Who are some of your favorite actors/actresses now and when you were younger?

The ABCs of Thanksgiving

With Thanksgiving being tomorrow, it’s important to give thanks (especially to the cook).

I know it’s easy to focus on all of that tasty food and forget about being thankful. That’s why I’m giving thanks now, so later I can give that huge plate of mashed potatoes and gravy my full attention.
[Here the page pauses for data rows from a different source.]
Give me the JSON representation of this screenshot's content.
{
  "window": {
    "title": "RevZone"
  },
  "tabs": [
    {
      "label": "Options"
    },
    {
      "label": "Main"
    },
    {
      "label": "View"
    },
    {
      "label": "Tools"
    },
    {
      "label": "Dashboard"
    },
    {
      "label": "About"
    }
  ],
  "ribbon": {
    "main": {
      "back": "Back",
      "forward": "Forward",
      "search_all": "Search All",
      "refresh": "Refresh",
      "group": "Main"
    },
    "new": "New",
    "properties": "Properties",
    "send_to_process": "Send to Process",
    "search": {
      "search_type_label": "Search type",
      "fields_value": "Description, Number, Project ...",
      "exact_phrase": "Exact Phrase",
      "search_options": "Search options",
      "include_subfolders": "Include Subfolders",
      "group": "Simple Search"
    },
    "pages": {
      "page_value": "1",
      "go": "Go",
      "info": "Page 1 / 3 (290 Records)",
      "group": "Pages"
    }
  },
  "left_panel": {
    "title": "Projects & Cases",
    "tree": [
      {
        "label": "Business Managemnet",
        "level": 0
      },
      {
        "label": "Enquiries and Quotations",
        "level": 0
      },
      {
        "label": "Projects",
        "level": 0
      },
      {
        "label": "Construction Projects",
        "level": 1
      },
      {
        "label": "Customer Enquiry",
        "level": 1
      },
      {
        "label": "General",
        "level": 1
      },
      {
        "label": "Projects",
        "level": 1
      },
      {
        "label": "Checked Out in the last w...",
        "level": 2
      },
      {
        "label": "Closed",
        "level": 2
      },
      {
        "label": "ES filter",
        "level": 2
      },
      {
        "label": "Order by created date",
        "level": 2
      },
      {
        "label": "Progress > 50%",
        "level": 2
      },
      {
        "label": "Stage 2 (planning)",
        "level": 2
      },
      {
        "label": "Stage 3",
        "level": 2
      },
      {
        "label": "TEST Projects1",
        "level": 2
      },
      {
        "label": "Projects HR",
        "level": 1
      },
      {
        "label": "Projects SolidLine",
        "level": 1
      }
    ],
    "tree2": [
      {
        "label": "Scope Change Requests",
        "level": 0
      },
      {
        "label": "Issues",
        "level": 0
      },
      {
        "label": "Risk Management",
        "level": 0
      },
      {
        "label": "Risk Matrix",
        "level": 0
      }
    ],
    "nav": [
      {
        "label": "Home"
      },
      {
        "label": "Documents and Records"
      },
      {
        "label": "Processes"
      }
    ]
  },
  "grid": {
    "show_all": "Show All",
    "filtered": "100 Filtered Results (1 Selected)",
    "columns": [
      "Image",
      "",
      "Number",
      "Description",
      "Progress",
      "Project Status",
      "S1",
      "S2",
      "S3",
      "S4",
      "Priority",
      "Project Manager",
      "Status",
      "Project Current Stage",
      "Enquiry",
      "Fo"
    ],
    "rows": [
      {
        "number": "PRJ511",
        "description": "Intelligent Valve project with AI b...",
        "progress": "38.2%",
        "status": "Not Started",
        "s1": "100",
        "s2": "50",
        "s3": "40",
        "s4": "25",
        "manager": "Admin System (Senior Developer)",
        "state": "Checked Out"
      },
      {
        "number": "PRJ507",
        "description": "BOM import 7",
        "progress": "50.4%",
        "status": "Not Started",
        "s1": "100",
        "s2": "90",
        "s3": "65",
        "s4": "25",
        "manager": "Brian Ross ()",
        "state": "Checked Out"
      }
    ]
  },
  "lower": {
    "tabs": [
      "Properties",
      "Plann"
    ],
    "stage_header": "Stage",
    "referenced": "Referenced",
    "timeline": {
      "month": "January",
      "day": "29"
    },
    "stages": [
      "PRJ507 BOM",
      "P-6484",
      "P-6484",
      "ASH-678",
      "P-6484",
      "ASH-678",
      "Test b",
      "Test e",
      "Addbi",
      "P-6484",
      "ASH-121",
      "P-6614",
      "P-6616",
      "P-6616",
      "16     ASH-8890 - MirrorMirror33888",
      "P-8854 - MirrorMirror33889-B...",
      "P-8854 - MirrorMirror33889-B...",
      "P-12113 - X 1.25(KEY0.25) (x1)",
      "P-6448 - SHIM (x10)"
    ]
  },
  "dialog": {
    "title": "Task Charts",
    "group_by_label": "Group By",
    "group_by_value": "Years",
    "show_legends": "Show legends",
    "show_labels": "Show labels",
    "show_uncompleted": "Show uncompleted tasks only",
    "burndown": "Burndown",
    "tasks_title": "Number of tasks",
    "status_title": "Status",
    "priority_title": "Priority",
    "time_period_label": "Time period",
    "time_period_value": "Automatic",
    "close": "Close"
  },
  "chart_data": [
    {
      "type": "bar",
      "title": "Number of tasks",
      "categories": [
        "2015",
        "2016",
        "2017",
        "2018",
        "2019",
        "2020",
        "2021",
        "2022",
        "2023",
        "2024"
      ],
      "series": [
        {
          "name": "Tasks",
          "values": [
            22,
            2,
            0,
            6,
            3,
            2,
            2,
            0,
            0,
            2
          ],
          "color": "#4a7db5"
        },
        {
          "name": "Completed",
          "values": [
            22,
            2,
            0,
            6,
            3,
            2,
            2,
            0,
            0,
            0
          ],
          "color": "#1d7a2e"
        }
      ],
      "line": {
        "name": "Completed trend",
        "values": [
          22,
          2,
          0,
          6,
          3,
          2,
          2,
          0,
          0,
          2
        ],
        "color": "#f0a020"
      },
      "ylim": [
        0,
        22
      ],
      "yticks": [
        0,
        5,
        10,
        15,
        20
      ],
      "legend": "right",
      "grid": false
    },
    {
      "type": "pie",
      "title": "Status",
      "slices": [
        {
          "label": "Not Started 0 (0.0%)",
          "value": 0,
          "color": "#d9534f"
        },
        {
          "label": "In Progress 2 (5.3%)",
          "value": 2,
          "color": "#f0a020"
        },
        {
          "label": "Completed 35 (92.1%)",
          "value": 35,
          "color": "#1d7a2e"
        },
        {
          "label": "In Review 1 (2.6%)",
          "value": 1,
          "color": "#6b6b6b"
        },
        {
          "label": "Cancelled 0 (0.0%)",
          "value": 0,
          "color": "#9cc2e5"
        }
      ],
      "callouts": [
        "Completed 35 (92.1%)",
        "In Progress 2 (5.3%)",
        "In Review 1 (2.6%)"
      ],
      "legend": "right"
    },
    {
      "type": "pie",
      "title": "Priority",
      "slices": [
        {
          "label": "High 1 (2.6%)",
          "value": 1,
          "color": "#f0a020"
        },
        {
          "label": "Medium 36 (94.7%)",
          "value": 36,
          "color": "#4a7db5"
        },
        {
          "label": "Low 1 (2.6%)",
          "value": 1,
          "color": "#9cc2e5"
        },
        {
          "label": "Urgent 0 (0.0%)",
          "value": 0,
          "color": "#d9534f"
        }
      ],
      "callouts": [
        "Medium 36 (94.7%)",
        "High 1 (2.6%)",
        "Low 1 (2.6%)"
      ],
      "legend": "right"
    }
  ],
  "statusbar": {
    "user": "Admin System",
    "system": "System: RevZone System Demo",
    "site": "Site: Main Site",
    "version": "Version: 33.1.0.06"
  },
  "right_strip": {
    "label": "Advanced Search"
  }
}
Remember Randy from A Christmas Story? That’ll be me. Except there will be gravy. Lots and lots of gravy.

Here’s a list of things I am thankful for—ABC style:

  • Apple pie with ice cream
  • Blueberry muffins
  • Chocolate
  • Doughnuts
  • Esme (And Isabel and Teva)
  • Family and friends
  • Grandparents (As more of my friends’ grandparents pass away, I’m exceedingly grateful that all of mine are still alive and well.)
  • Home (I love my new place with Blarney, but I love that my parents’ home is always open to me.)
  • Ice cream
  • Job (that I have one)
  • Kiefer and the boys
  • Love
  • Mashed potatoes and gravy
  • Naps
  • Oranges (Real ones, not chocolate ones.)
  • Pop-Tarts (I know you saw this one coming.)
  • Quotes
  • Roommate (Blarney rocks!)
  • Shopping
  • Twinkies
  • Uranus (That planet always makes me giggle.)
  • Velveteen rabbits (Awww….)
  • Winter
  • Xanadu (Putting “xylophones”—the only X word I know—here just didn’t seem right.)
  • You (My blog readers are [to quote The Unabridged Girl] awesomesauce.)
  • Zombies

I hope you all have a wonderful Thanksgiving!